Multidirectional Polymer Waveguide Lattices for Enhanced Ultrawide-Angle Light Capture in Silicon Solar Cells

作     者：Ding, Nannan Hosein, Ian D. 

作者机构：Syracuse Univ Dept Biomed & Chem Engn Syracuse NY 13244 USA 

出 版 物：《ACS APPLIED ENERGY MATERIALS》 (ACS Appl. Ener. Mat.)

年 卷 期：2022年第5卷第8期

页      面：9980-9993页

核心收录：

基　　金：National Science Foundation [DMR-1903592] 3M Foundation (Non-Tenured Faculty Award, NTFA) College of Engineering and Computer Science at Syracuse University 

主　　题：polymers photopolymerization coatings solar cells energy optics waveguides 

摘      要：We report the synthesis and characterization of a polymer thin-film structure consisting of two intersecting broad-band optical waveguide lattices, and its performance in wide-angle optical energy collection and conversion in silicon solar cells. The structures are synthetically organized via the concurrent irradiation of photoreactive polymer blends by two arrays of intersecting, microscale optical beams transmitted through the medium. Through optical beam-induced photopolymerization and photo-polymerization-induced phase separation, well-organized lattices are produced comprising of cylindrical core-cladding waveguide architectures that intersect one another. The optical waveguide properties of the lattices transform the transmission characteristics of the polymer film so that incident optical energy is collected and transmitted along the waveguide axes, rather than their natural directions dictated by refraction, thereby creating efficient light-collecting capability. The embedded structures collectively impart their wide-angle acceptance ranges to enable the film to efficiently collect and interact with light over a large angular range (+/- 70 degrees).

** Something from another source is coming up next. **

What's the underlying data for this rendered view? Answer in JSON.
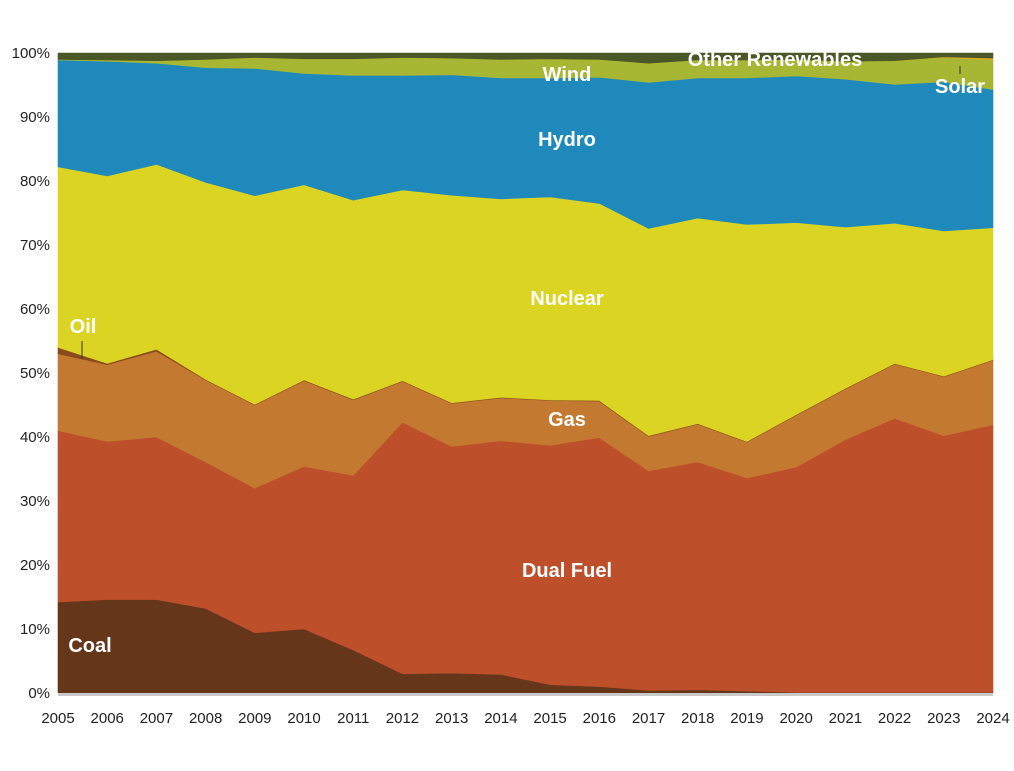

When employed as the encapsulant material for a commercial silicon solar cell, the novel light collection and transmission properties result in greater wide-angle conversion efficiency and electrical current density, compared to a single vertically aligned waveguide array. The sustained and greater conversion of light afforded by the encapsulating optical material promises to increase solar cell performance by enabling ultrawide-angle solar energy conversion.